3. Plaintiff's counsel state in their brief that they "think[3] the jury would be justified in drawing the inference" that defendant had such knowledge from the following facts: From 1914 to 1916 defendant bank held a mortgage on the Bair cattle and Bair Bros. did all their banking business with defendant and dealt with Ayers, who received the remittance and applied it on their debt in 1920; that in 1918 Bair told Ayers that he then had no security to give for a loan; that plaintiff's mortgage was filed in Custer county; and that Ayers knew that Clay, Robinson Co. were livestock commission merchants.
As we view these bits of evidence, gleaned from the whole record, they could do no more than give rise to a conjecture *Page 394 that Ayers might reasonably have concluded that the remittance was from the sale of cattle, and that there was a possibility or probability that such cattle might have been mortgaged; but the fact that the remittance was made without instruction or notice, and that, for a period of twenty days after its receipt, no claim was made upon the bank, would lead more strongly to the conclusion that the funds were derived from the sale of unmortgaged cattle. Even though Ayers knew in 1918 that all of the Bair cattle were then mortgaged and that the Bairs were seeking funds with which to buy more cattle, it does not follow that he knew, or should have known, in 1920 that all cattle then owned by Bair Bros. were mortgaged.
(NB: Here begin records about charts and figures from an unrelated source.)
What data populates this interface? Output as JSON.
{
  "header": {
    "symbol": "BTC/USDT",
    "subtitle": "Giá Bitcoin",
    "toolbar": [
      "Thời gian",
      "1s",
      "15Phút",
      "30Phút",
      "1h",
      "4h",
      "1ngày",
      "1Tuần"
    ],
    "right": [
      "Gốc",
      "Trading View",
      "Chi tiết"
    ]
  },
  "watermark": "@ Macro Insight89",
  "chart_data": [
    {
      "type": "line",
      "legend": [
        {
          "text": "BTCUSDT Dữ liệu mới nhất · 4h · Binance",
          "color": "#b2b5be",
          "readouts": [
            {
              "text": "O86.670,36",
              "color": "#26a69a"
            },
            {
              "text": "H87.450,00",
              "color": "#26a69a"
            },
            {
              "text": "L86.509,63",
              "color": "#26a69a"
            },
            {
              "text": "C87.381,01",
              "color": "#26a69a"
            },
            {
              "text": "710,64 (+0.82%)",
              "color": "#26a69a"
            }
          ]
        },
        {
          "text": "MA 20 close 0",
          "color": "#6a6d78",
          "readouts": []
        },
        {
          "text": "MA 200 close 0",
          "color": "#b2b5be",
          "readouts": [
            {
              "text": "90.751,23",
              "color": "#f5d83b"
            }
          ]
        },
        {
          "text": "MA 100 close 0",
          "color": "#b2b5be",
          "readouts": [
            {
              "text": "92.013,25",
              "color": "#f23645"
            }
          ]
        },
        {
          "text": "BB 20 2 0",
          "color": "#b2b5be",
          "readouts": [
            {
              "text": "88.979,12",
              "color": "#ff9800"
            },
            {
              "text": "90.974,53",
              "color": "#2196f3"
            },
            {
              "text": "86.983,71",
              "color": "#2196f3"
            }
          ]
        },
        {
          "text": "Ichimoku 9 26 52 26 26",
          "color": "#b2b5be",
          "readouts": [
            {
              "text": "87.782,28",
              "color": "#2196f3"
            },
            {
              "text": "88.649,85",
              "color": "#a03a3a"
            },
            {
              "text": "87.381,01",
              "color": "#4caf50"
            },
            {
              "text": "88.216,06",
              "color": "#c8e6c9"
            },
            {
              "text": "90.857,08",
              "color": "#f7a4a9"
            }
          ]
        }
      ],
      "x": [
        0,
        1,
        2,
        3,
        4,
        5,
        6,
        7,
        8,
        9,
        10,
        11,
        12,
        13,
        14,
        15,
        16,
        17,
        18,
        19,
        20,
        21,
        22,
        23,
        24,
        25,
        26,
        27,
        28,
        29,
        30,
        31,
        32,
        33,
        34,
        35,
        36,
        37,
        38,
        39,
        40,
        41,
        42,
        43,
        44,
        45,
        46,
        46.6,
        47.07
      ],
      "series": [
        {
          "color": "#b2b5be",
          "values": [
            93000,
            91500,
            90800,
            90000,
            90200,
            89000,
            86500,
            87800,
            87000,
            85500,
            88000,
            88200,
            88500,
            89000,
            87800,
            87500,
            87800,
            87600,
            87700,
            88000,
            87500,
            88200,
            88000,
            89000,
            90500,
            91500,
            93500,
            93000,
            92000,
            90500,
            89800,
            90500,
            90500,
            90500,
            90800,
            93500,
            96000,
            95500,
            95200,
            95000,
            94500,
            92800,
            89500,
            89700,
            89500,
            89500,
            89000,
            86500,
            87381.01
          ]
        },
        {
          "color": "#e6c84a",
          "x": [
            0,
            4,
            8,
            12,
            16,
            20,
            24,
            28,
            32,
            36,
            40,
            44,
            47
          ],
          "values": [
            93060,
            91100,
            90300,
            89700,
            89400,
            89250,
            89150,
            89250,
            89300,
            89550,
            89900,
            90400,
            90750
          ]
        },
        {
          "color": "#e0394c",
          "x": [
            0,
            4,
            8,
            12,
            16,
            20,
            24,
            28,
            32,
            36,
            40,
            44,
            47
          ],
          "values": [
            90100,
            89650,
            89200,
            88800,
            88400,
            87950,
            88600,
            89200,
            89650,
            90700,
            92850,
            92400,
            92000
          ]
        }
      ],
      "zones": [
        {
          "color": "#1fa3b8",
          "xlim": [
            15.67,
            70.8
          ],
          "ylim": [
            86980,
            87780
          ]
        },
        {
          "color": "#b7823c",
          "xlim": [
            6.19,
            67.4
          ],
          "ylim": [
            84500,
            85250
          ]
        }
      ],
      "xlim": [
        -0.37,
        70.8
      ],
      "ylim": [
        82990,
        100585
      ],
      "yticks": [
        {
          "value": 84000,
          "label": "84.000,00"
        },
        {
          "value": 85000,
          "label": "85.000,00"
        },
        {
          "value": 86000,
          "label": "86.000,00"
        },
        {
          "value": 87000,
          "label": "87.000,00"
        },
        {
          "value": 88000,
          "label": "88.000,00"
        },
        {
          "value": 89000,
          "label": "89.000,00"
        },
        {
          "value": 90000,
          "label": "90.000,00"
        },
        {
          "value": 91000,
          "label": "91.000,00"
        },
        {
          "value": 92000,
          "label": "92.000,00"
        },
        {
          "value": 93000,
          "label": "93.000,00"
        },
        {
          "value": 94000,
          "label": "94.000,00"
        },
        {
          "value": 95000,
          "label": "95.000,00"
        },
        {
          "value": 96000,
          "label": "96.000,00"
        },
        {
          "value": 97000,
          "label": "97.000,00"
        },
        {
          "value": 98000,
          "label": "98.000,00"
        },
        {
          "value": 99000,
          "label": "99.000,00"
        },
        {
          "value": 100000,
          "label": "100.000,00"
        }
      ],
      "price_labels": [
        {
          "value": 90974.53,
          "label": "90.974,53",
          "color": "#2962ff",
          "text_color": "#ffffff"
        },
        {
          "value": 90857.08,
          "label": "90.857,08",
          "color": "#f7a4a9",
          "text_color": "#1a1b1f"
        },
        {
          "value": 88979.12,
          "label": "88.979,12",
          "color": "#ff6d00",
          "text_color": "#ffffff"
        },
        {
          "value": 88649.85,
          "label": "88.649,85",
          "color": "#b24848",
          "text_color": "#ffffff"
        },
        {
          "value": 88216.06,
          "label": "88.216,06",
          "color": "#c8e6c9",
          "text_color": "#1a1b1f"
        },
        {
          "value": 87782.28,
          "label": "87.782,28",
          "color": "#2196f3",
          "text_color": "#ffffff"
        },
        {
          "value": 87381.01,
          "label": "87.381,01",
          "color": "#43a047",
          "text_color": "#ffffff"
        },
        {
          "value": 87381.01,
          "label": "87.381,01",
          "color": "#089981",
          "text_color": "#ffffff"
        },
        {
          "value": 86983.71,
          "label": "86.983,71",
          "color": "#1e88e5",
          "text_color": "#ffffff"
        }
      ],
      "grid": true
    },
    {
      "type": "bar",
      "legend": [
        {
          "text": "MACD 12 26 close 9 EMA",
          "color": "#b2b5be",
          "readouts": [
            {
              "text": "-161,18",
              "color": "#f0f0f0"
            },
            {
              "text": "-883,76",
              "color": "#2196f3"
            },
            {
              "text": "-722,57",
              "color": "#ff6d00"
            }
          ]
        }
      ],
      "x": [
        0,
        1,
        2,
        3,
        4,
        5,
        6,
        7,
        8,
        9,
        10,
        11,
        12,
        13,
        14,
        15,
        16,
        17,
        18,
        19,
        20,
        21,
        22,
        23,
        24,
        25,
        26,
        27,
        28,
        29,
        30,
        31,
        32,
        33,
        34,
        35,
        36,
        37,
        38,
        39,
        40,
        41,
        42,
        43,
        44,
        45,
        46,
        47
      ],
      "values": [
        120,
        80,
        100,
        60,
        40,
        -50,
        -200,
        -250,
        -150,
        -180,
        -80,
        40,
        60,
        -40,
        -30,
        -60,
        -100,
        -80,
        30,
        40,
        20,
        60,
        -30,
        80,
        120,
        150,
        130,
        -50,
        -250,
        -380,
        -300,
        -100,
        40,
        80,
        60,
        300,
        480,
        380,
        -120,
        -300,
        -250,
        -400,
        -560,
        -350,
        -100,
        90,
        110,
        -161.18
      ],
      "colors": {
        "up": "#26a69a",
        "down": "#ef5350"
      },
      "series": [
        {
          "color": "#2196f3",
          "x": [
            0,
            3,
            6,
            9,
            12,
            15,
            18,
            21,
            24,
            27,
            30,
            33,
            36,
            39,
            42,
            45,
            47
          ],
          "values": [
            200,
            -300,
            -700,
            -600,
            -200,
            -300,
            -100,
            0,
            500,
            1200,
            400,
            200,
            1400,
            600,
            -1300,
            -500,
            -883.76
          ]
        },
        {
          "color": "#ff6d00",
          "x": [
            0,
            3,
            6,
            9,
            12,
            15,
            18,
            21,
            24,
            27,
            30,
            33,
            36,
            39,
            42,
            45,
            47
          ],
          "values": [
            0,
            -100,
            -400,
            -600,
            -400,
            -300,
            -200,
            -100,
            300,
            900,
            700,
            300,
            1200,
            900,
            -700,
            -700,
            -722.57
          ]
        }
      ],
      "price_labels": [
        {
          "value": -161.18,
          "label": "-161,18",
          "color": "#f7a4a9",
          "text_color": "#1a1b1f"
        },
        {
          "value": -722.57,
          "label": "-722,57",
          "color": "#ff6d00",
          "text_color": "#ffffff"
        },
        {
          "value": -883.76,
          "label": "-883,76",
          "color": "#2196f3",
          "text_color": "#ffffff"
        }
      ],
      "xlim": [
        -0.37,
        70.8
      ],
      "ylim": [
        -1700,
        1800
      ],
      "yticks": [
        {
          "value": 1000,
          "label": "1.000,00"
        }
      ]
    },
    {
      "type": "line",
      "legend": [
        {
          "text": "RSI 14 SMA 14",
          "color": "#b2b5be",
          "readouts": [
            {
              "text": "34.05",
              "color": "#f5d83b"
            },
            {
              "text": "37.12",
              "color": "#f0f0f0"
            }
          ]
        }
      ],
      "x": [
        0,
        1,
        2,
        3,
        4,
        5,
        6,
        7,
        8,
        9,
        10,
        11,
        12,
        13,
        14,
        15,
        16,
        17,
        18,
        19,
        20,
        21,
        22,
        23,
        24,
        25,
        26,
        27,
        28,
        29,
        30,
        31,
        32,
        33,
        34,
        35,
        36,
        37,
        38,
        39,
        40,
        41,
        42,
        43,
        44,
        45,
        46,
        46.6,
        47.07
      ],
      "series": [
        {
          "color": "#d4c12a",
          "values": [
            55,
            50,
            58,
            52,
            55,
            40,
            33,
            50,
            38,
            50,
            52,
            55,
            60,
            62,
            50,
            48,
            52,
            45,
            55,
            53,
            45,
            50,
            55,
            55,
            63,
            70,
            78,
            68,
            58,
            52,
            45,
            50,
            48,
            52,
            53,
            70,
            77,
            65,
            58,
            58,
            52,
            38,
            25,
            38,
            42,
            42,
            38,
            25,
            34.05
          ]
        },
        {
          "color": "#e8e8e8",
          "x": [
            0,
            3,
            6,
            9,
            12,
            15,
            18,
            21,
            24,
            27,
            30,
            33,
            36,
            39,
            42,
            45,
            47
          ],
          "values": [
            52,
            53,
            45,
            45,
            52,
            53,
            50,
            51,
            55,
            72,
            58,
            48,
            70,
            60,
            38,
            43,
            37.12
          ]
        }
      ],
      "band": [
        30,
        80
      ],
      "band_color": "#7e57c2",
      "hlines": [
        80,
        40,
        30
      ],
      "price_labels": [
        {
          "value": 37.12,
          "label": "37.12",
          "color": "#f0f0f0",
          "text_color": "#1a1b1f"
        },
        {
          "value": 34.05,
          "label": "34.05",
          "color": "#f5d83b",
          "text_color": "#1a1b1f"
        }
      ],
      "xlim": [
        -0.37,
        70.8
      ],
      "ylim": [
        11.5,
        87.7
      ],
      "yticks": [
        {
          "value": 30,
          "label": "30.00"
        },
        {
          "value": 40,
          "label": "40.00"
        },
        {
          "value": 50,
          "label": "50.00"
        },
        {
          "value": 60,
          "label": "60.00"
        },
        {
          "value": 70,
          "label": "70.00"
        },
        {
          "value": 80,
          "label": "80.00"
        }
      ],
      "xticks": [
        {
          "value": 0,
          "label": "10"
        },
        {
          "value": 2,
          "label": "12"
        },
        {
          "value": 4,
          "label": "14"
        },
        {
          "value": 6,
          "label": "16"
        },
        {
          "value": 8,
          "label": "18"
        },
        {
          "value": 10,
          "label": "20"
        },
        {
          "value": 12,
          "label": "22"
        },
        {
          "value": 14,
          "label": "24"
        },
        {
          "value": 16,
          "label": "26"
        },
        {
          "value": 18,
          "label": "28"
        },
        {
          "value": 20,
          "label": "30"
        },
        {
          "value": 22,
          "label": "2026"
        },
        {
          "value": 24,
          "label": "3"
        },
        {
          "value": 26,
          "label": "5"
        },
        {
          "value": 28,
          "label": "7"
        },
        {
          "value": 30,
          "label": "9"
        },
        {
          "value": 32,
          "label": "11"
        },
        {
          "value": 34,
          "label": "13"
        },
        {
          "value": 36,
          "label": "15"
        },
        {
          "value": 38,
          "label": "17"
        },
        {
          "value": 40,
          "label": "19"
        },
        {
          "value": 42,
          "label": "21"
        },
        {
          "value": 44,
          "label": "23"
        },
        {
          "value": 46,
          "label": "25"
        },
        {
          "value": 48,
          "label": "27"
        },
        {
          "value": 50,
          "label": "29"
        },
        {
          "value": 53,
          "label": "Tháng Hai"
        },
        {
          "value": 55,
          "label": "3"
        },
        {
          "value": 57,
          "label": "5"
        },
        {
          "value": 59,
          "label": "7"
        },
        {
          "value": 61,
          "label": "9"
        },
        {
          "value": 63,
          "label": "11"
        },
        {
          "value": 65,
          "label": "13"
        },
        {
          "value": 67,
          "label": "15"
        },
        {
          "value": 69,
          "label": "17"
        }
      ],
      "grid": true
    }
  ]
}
Knowledge of the origin of these funds was a most important issue in the case, and it was the duty of the plaintiff to[4] produce evidence thereof on which the jury could base a reasonably reliable conclusion, and on failure to produce such evidence, or on the production of evidence so unsubstantial that the court should feel bound to set aside a verdict if one should be rendered, the court should grant a nonsuit. (Escallier v.Great Northern R. Co., 46 Mont. 238, Ann. Cas. 1914B, 468, 127 P. 458; Flynn v. Poindexter Orr Livestock Co., 63 Mont. 337,207 P. 341.) No jury would have been justified in making a finding on this important question on the unsubstantial evidence in the record on the subject, and, had the case been submitted to the jury and a verdict been rendered in favor of plaintiff, the court would have been bound to set it aside. It is therefore apparent that the court properly granted the motion for a nonsuit and caused the judgment appealed from to be entered.
The judgment is affirmed.
Affirmed.
MR. CHIEF JUSTICE CALLAWAY and ASSOCIATE JUSTICES MYERS, STARK and GALEN concur.